Debajo de la cama. Estoy simplemente debajo de la cama. No busco nada, no huyo de nadie, solo quiero encontrarme. Recuerdo a mamá que habla en la cocina, siento a mamá llorar. Lloro con ella. Me uno a su llanto y salen de mi cabeza unas lágrimas raras que no sé donde escribirlas. Analizo mi cuerpo oculto hecho palo de cemento, con las extremidades engarrotadas y pegadas a un bloque de carne que ya no es carne. Asustada, grito por dentro como una loba muda y el alarido se convierte en un veneno negro que salpica.
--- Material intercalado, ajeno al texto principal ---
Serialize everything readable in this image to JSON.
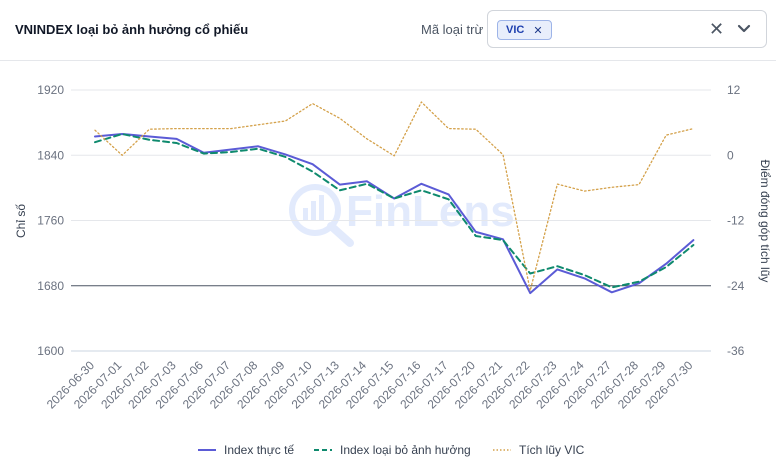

Después, silencio. Sin palabras. Aprieto los labios como si atravesara una ventisca de arena mientras intento esquivar miles de pensamientos. Fallo. Me alcanzan, me hieren. Cuánto desorden a mi alrededor, cuánta inquietud arrastro. No puedo hablar y el peso de lo callado me anuda los pies. Caigo.  Ya en el suelo, desplomada, me agrede un manojo de nervios, un remolino de aire y alfileres, que consiguen atraparme en una inercia corrosiva que termina por desgastar todas mis versiones. Ahora solo queda el hueso. Inútil, sin carne, sin pensamiento, sin nada que sostener. No me perdono estas maneras de sufrimiento. No las merezco. Nadie las merece, por eso proclamo la revolución. Invoco a todo lo que puede ser invocado desde el aturdimiento y aparecen las cuatro estaciones galopando en el estómago. Deseo que el invierno sea lo más corto posible porque sino creo que podría morir de pena. Es este día a día, son los momentos en el metro lleno de gente sumergido en su mundo virtual, sin imaginar la vida de nadie, es la velocidad con la que andamos por el cemento yerto, muerto como nuestros pasos y como nuestra mirada plana, horizontal. Es la pena que tengo de la ciudad, del laberinto de ratón, de la prensa gritona y estúpida, de los correos sin contestar, de los "te quiero" del doble check que se lanzan sin abrazos que los avalen, de las preocupaciones que nos inyectan para anularnos como seres felices capaces de disfrutar de lo que es nuestro. Porque todo lo que necesitamos para sonreír ya nos pertenece. Por eso, desde pequeña, siempre busco un refugio a las bombas debajo de la cama, para encontrarme, para revolucionarme. Necesito esa agitación profunda, continua, que espulgue los males que no entendía ni entiendo. Morir y renacer. Y es verdad que caigo y recaigo en la droga de la sobreeinformación, del consumo, del pasotismo, de la frustración absurda por agradar, por llegar a ser...pero ¿el qué?, ¿quién? Pues yo quiero ser leñadora, como leí en un artículo. Quiero ser nada para todos y que me conozcan por las veces que me río, por lo que me gustan los ganchitos, por mi acento, por mi lunares, por mi pelo despeinado, por mis muletillas, por mis imperfecciones y mis virtudes y no por lo que una empresa dice que soy. Me importa una mierda tus titulaciones, tu móvil, tu bolso nuevo, tu cuerpo cubierto de todo menos tú, me interesa las ganas que tienes de escuchar las chicharras cuando cantan y las veces en las que te has escondido debajo de la cama.